Cependant, de nombreux auteurs se sont récemment emparés de cette question, et proposent un nouveau regard sur l’histoire des médias numériques, c’est le cas notamment de Lev Manovich. Dans l’introduction de son livre Software Takes Command, il déplore d’ailleurs le manque de recherche sur les logiciels culturels : « Nous vivons dans une culture du logiciel — c’est-à-dire une culture où la production, la distribution et la réception de la majorité des contenus sont organisés par des logiciels. Et pourtant, la plupart des professionnels de la création ne savent rien de l’histoire intellectuelle des logiciels qu’ils utilisent chaque jour. »[2]. Son travail, qui peut trouver en France des échos dans les recherches en science de l’information et des communications, nourrira notre réflexion. Ces recherches ont pour but d’analyser comment ces logiciels, ces programmes, modèlent nos façons de créer et d’appréhender les contenus numériques, pointant ainsi la non-neutralité de ces outils. Une approche que complète la récente thèse d’Antony Masure, Le design des programmes, des façons de faire du numérique, dirigée par M. Pierre-Damien Huyghe, qui « interroge le design depuis les pratiques de programmation en montrant qu’elles ne se réduisent pas à une industrie des programmes, qui empêche les inventions de naître tout à fait ».

Notre propos se situe à un autre niveau, celui du design appliqué aux environnements graphiques. Il s’agit donc du design des interfaces des logiciels et non pas de leurs programmes. Certaines questions recouperont les recherches citées précédemment mais, à leur différence, nous voulons pleinement nous inscrire dans une histoire du design graphique. Nous voulons, via l’exploration d’une possible pré-histoire des interfaces, mieux comprendre les éléments de continuité et de rupture entre les logiciels culturelset les « anciens » médias. Notre but est ainsi autant de mieux comprendre les interfaces graphiques que de donner un nouvel éclairage aux outils médiatiques du passé.
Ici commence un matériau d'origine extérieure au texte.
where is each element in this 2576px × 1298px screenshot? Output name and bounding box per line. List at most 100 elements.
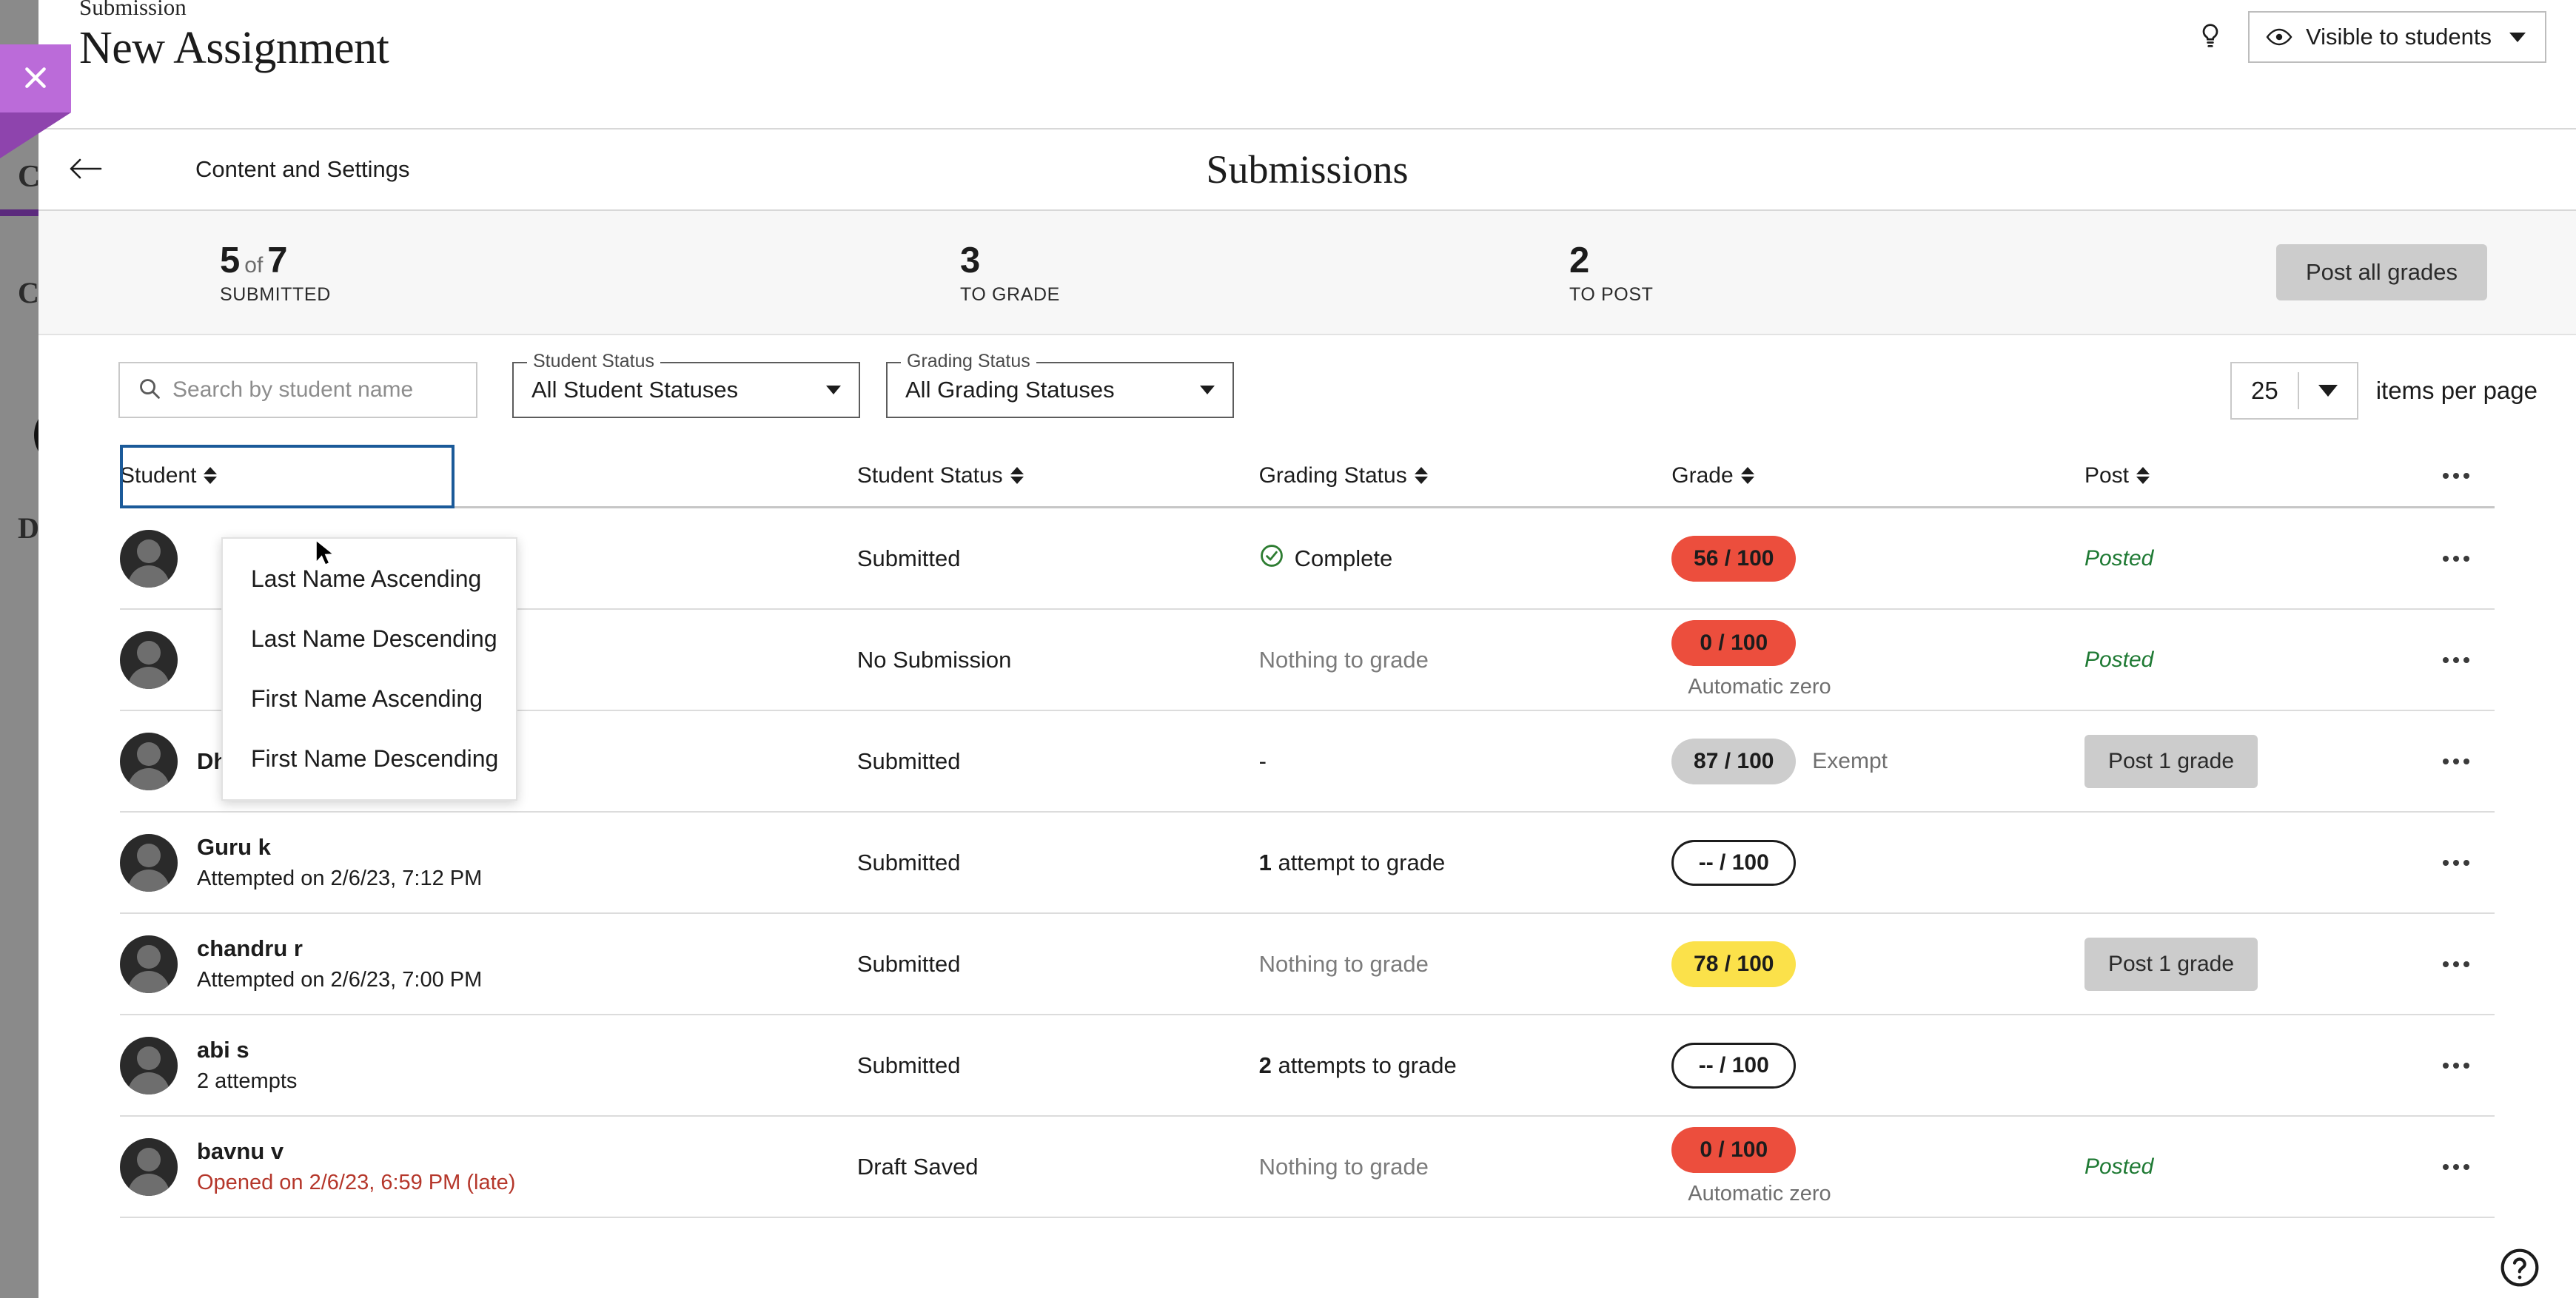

Notre recherche suivra donc aussi les traces d’historiens du livre. Nous nous appuierons notamment sur les travaux d’Anthony Grafton, et entre autres son ouvrage La page, de l’antiquité à l’ère numérique, qu’il conclut d’ailleurs ainsi : « Dans l’histoire de la page, il s’est trouvé à maintes reprises que les éléments les plus anciens de l’histoire étaient ‘le milieu de la semaine prochaine’. » Ces travaux, de même que ceux de Martin et Chartier, nous serons très utiles pour comprendre la façon dont les textes et leur mise en page se sont enrichis au fur et à mesure des évolutions intellectuelles, culturelles et techniques.

Notre recherche tentera de compléter leur approche en interrogeant les sources historiques via la question du design de l’expérience de l’utilisateur : comment se repérer ? comment naviguer ? 
Bref, comment utiliser l’objet médiatique ?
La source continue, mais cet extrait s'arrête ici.